Wednesday, December 13, 2006

Free apartments in Mumbai, but not everyone is happy

Free apartments in Mumbai, but not everyone is happy - Business - International Herald Tribune: "Under an inventive government program in Mumbai, builders raze entire slum neighborhoods and use part of the land for tenements to house the original residents. The apartments measure 225 square feet, or 21 square meters — the size of a typical shanty. In return, the developer wins the right to build lucrative towers on the rest of the land and pays nothing but the cost of the slum resettlement.

So far, 100,000 such apartments have been built in Mumbai, housing 600,000 people, said Debashish Chakrabarty, a civil servant who runs the city's Slum Rehabilitation Authority.

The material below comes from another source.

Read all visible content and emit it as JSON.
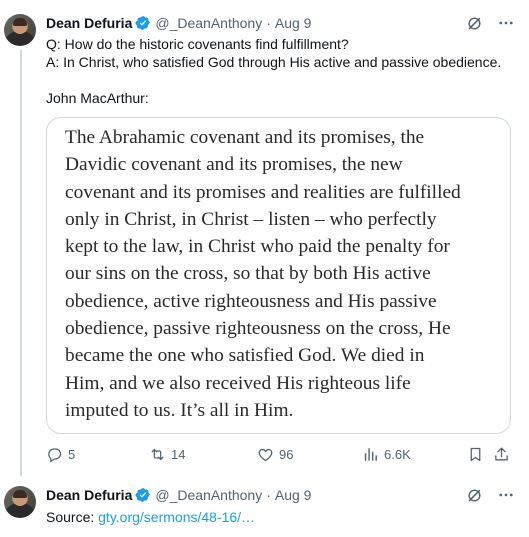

There are 933 million slum dwellers worldwide, according to the United Nations, and many methods of addressing their plight. A common approach is for a government to sanction slum clearance and then build low-cost housing paid for by the state.

The UN is financing an alternative project to give slum dwellers small loans to improve the quality of their shacks on their own and, after natural disasters, to build new homes.

What makes the Mumbai program unusual is the deployment of profit- seeking investment to build free apartments, said Toshi Noda, the Asia director of the UN Human Settlements Program, also known as UN-Habitat.

Trikona Capital, an investment fund based in New York that focused on Indian real estate, recently said that it would invest $1 billion during the next four years in slum resettlement in Mumbai and in the lucrative construction that follows.

The fund's investors include prominent financial houses like Lehman Brothers and Fidelity Investments. Foreign companies, including ETA- Ascon of Dubai, have expressed serious interest, said Vakil of Knight Frank. Trikona is also considering a bid, which could be in the range of $200 million for each of five plots of 107 acres, or 43 hectares.

So profitable is resettlement that one local developer, Akruti Nirman, has built its entire business around slums, and it is expected to raise $100 million next year in a stock offering that has attracted overseas investors."